Parliamentary elections were held in Bulgaria on 29 May 1927 to elect members of the XXII Ordinary National Assembly. The result was a victory for the ruling Democratic Alliance, which ran alongside the restored People's Liberal Party. The coalition won 174 of the 273 seats. Voter turnout was 84.3%.

==Results==

| Party or alliance |  |  |  | Votes | % | Seats |
|  | DA–PLP |  | Democratic Alliance | 522,592 | 45.27 | 168 |
|  | People's Liberal Party | 6 |
|  | Iron Bloc of Labour |  | BZNS-Vrabcha 1 | 285,758 | 24.76 | 43 |
|  | BRSDP (united) | 10 |
|  | Craftsmen | 4 |
|  | Workers' Party | 2 |
|  | Triple Coalition |  | Democratic Party | 179,491 | 15.55 | 11 |
|  | National Liberal Party | 9 |
|  | BZNS-Orange | 3 |
|  | Radical Party | 2 |
|  | Internal Macedonian Revolutionary Organization |  |  | 37,854 | 3.28 | 11 |
|  | RP–BZNS-Stara Zagora |  | Radical Party | 29,637 | 2.57 | 0 |
|  | BZNS-Stara Zagora | 0 |
|  | Workers' Party |  |  | 29,210 | 2.53 | 2 |
|  | National Liberal Party (united) |  |  | 18,540 | 1.61 | 1 |
|  | United People's Progressive Party |  |  | 17,249 | 1.49 | 0 |
|  | Democratic Party |  |  | 12,414 | 1.08 | 1 |
|  | Others |  |  | 21,568 | 1.87 | 0 |
| Total |  |  |  | 1,154,313 | 100.00 | 273 |
| Valid votes |  |  |  | 1,154,313 | 97.57 |  |
| Invalid/blank votes |  |  |  | 28,809 | 2.43 |  |
| Total votes |  |  |  | 1,183,122 | 100.00 |  |
| Registered voters/turnout |  |  |  | 1,403,972 | 84.27 |  |
Source: National Statistical Institute (votes), DA newspaper, issue 1081 (seats)

==Aftermath==
The ruling Democratic Alliance won a majority by itself and Andrey Lyapchev remained Prime Minister. In May 1931 a faction of the NLP joined the government with two ministers.

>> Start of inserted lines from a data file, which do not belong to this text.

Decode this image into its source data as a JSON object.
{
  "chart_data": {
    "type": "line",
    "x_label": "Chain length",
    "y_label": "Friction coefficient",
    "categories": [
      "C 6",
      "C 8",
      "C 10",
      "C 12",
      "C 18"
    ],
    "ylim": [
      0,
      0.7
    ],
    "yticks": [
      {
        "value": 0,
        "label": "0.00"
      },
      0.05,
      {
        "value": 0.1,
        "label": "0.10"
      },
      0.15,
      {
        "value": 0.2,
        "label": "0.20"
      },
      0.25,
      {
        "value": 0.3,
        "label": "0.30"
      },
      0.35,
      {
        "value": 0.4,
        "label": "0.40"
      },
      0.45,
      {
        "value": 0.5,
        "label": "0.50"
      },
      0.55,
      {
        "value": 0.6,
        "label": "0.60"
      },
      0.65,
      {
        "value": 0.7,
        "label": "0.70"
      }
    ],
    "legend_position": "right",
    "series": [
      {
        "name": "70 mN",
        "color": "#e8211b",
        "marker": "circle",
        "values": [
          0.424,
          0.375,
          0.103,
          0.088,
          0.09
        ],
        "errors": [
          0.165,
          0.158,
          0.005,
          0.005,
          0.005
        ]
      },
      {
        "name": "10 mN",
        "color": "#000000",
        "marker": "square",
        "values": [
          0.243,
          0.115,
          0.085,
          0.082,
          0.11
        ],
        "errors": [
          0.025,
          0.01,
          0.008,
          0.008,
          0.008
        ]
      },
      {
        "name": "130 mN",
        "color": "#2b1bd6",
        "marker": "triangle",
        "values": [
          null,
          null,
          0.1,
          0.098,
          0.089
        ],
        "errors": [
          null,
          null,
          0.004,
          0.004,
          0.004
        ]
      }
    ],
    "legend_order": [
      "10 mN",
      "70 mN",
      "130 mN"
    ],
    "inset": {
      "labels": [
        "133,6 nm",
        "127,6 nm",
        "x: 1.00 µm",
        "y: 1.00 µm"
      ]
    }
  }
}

In 1927 the government signed the Mollov–Kafandaris agreement, which regulated the real estate assets left behind by Bulgarians expelled from Greece and Greeks from Bulgaria after the First World War.
In the aftermath of the 1928 earthquakes, the government secured a foreign loan, which, alongside the Refugee Loan two years prior, helped stabilize the Bulgarian lev. The period between 1928 and 1931 was characterized by the increasing influence of tsar Boris III and growing ties to Fascist Italy, culminating in Boris' marriage to Giovanna of Savoy. Bulgaria under Lyapchev, a Macedonian Bulgarian, had a tense relationship with neighboring Yugoslavia and the border between the two countries was closed in 1929. The Great Depression in Bulgaria, usually seen as being ushered in by the bankruptcy of the Buklovi Brothers enterprise in October 1929, had a strong effect on Bulgaria's mostly agricultural and light industry dominated economy. Production fell by over 30% in the first three years of the crisis, resulting in mass unemployment.